В начале апреля Сартин довольно холодно сообщил ему о смерти маркиза де Ранрея. Известие наполнило Николя печалью и горечью. Он не успел помириться с крестным, которому был стольким обязан. Без его помощи он бы до сих пор прозябал в пыльной конторе в Ренне без всякой надежды вырваться оттуда. Но начальник не оставил ему времени в полной мере осознать свою утрату. Оглядев его со всех сторон, он неожиданно заявил, что завтра они вдвоем едут в Версаль. Король выразил желание видеть господина Лe Флоша. И Сартин немедленно обрушил на молодого человека тысячу советов и наставлений относительно придворных обычаев, внешнего вида, ношения шпаги и непременной пунктуальности. Николя никогда не видел, чтобы его начальник так нервничал. Завершая аудиенцию, Сартин категорическим, не терпящим возражений тоном произнес: «Ваш благородный вид заменит все остальное, породистого пса не надо учить».
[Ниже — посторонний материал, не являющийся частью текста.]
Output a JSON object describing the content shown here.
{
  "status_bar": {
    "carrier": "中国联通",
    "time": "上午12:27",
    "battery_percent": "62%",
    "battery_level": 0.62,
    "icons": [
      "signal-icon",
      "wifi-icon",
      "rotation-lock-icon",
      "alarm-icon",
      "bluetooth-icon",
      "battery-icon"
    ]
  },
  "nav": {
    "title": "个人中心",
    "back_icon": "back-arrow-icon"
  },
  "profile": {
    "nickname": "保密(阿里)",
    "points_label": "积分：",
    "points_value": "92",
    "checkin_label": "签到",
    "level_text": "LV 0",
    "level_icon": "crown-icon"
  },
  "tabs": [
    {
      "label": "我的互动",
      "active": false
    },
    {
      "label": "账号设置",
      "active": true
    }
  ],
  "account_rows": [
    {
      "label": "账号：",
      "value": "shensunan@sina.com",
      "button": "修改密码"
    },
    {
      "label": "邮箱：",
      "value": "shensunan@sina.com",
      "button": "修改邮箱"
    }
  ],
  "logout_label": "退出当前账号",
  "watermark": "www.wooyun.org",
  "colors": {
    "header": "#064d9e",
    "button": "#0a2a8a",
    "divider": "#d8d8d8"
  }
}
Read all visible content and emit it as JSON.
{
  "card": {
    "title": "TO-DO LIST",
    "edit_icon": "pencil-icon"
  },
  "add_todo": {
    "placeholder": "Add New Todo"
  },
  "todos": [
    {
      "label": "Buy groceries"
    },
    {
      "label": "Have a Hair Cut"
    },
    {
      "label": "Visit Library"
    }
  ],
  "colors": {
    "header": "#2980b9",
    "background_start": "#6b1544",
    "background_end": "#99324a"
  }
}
В тот же вечер Николя попросил Марион почистить его зеленый фрак: до сих пор он не имел повода надеть его, Ноблекур одолжил ему свою придворную шпагу и галстук из голландских кружев, который он надевал на свою свадьбу. Отказавшись от ужина, Николя заперся у себя в комнате. Горе, отступившее на второй план перед сообщением о предстоящей аудиенции у короля, наконец вырвалось наружу. Картины прошлого, одна за одной, сменялись перед его внутренним взором: вот они с маркизом возвращаются с охоты, играют в шахматы, маркиз что-то говорит ему… С маркизом было связано множество счастливых моментов его прошлой жизни. Эти моменты шлифовали его и сделали тем, кем он стал сейчас. Властный голос крестного по-прежнему звучал у него в ушах. Старый аристократ никогда не скрывал свою любовь к нему. Николя сожалел, что причуда судьбы развела их, втянула в ссору и не дала возможности помириться. Стершийся образ Изабеллы возник, но быстро исчез, уступив место безутешному отчаянию.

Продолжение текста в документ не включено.